The HPTLC is an effective tool to verify the fingerprint of identity of ingredients against a reference plate. We are able to confirm the profile of a plant thanks to this tool, and to ensure the right ingredient is being used. With an HPTLC, individual components of a mixture are separated on a thin glass-coated plate, which is then placed in a developing chamber. The TLC plate is placed under an ultraviolet lamp, and bands of the different components are visualized. Unlike a standard TLC, with an HPTLC many tasks are automated via robotics, eliminating uncertainty from samples being applied to plates by hand. We use the HPTLC to detect if products have been contaminated by mycotoxins, a dangerous class of toxins that can develop on plant matter in humid conditions. You can see an HPTLC plate below.
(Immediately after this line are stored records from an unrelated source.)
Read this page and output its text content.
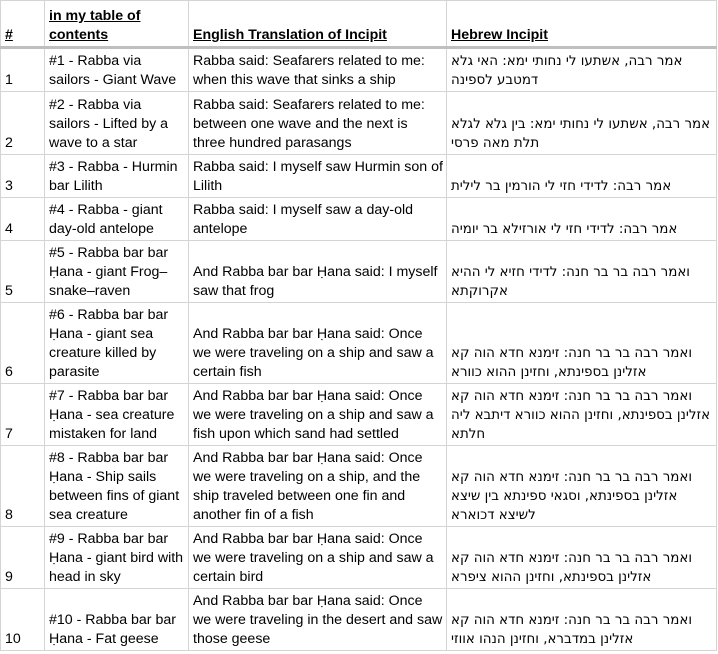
#	in my table of contents	English Translation of Incipit	Hebrew Incipit
1	#1 - Rabba via sailors - Giant Wave	Rabba said: Seafarers related to me: when this wave that sinks a ship	אמר רבה, אשתעו לי נחותי ימא: האי גלא דמטבע לספינה
2	#2 - Rabba via sailors - Lifted by a wave to a star	Rabba said: Seafarers related to me: between one wave and the next is three hundred parasangs	אמר רבה, אשתעו לי נחותי ימא: בין גלא לגלא תלת מאה פרסי
3	#3 - Rabba - Hurmin bar Lilith	Rabba said: I myself saw Hurmin son of Lilith	אמר רבה: לדידי חזי לי הורמין בר לילית
4	#4 - Rabba - giant day-old antelope	Rabba said: I myself saw a day-old antelope	אמר רבה: לדידי חזי לי אורזילא בר יומיה
5	#5 - Rabba bar bar Ḥana - giant Frog–snake–raven	And Rabba bar bar Ḥana said: I myself saw that frog	ואמר רבה בר בר חנה: לדידי חזיא לי ההיא אקרוקתא
6	#6 - Rabba bar bar Ḥana - giant sea creature killed by parasite	And Rabba bar bar Ḥana said: Once we were traveling on a ship and saw a certain fish	ואמר רבה בר בר חנה: זימנא חדא הוה קא אזלינן בספינתא, וחזינן ההוא כוורא
7	#7 - Rabba bar bar Ḥana - sea creature mistaken for land	And Rabba bar bar Ḥana said: Once we were traveling on a ship and saw a fish upon which sand had settled	ואמר רבה בר בר חנה: זימנא חדא הוה קא אזלינן בספינתא, וחזינן ההוא כוורא דיתבא ליה חלתא
8	#8 - Rabba bar bar Ḥana - Ship sails between fins of giant sea creature	And Rabba bar bar Ḥana said: Once we were traveling on a ship, and the ship traveled between one fin and another fin of a fish	ואמר רבה בר בר חנה: זימנא חדא הוה קא אזלינן בספינתא, וסגאי ספינתא בין שיצא לשיצא דכוארא
9	#9 - Rabba bar bar Ḥana - giant bird with head in sky	And Rabba bar bar Ḥana said: Once we were traveling on a ship and saw a certain bird	ואמר רבה בר בר חנה: זימנא חדא הוה קא אזלינן בספינתא, וחזינן ההוא ציפרא
10	#10 - Rabba bar bar Ḥana - Fat geese	And Rabba bar bar Ḥana said: Once we were traveling in the desert and saw those geese	ואמר רבה בר בר חנה: זימנא חדא הוה קא אזלינן במדברא, וחזינן הנהו אווזי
Near-Infrared Spectroscopy

NIR can be used to test a wide variety of substances; herbs and isolates such as amino acids. NIR can test almost anything, so long as we have a sample known to be that substance. With this device, we can guarantee the freshness of the plants we use in your product. NIR works by comparing the fingerprint of a substance with an average of fingerprints of samples known to be that substance. Those fingerprints form a 3D reference model of what is acceptable. This is important, as even grown under similar conditions, the same plant will not grow in an identical fashion. NIR allows us to identify herbal products’ total quality. We ensure that only those samples that meet our strict criteria for freshness and quality are able to pass. We only include the highest-quality herbals in the reference models we create for the NIR. The NIR gives a reliable identification of a sample by comparing its spectra to the spectra of a sample of known characteristics. NIR analyses the transmissive properties of specific wavelengths of light in the sample being measured. Here is a representation of spectral information into a three-dimensional image.  
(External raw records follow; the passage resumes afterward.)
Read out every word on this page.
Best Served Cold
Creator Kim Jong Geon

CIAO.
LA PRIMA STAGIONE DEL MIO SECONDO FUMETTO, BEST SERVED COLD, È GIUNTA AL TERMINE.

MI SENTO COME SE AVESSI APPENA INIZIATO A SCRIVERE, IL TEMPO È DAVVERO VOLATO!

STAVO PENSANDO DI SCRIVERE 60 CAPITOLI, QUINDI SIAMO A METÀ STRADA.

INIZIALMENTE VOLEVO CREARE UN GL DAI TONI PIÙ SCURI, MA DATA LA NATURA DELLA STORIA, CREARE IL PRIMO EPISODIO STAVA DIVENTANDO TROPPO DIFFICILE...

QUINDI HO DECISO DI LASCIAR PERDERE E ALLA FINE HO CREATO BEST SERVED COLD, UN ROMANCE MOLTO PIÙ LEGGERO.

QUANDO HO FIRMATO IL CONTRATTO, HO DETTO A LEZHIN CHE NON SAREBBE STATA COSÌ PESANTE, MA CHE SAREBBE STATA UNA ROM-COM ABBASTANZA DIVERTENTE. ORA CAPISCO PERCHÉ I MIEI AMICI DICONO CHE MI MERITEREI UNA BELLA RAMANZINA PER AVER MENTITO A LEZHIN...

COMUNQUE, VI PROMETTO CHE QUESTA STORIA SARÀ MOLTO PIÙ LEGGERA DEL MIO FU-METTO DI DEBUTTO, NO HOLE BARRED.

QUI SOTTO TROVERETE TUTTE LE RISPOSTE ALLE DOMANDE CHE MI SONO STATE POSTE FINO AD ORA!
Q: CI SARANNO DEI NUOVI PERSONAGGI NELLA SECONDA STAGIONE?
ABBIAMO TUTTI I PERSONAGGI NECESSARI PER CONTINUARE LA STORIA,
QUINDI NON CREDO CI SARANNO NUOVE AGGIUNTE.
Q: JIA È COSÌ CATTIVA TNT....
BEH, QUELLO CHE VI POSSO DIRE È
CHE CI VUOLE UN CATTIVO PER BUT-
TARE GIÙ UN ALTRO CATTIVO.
The venerable microscope is still a staple in any laboratory. Of course, we use a modern light microscope; this style of microscope utilizes a focused beam of light that is converged by the condenser lens onto a specific point on the specimen. We use it to examine the broken cell status of Chlorella samples. Here is an example of a broken cell wall in a Chlorella sample; broken cell walls make for easier digestion and absorbability.

NexION® 2000 ICP-MS

The NexION 2000 Inductively Coupled Plasma Mass Spectrometer (ICP-MS) is very versatile. It features an array of unique technologies that combine to deliver the highest performance no matter the analytical challenge. Its versatility makes it easy to handle any sample matrix and address any interferences; It accurately measures sub-ppt levels of critical trace elements such as Na, K, Ca, and Fe. It is coupled with a prepFAST MC™ which is a fully automated, low pressure chromatography system that isolates elements of interest from the sample matrix and collects multiple discrete eluent fractions for precise isotopic analysis. This allows for example the separation of organic arsenic from inorganic arsenic.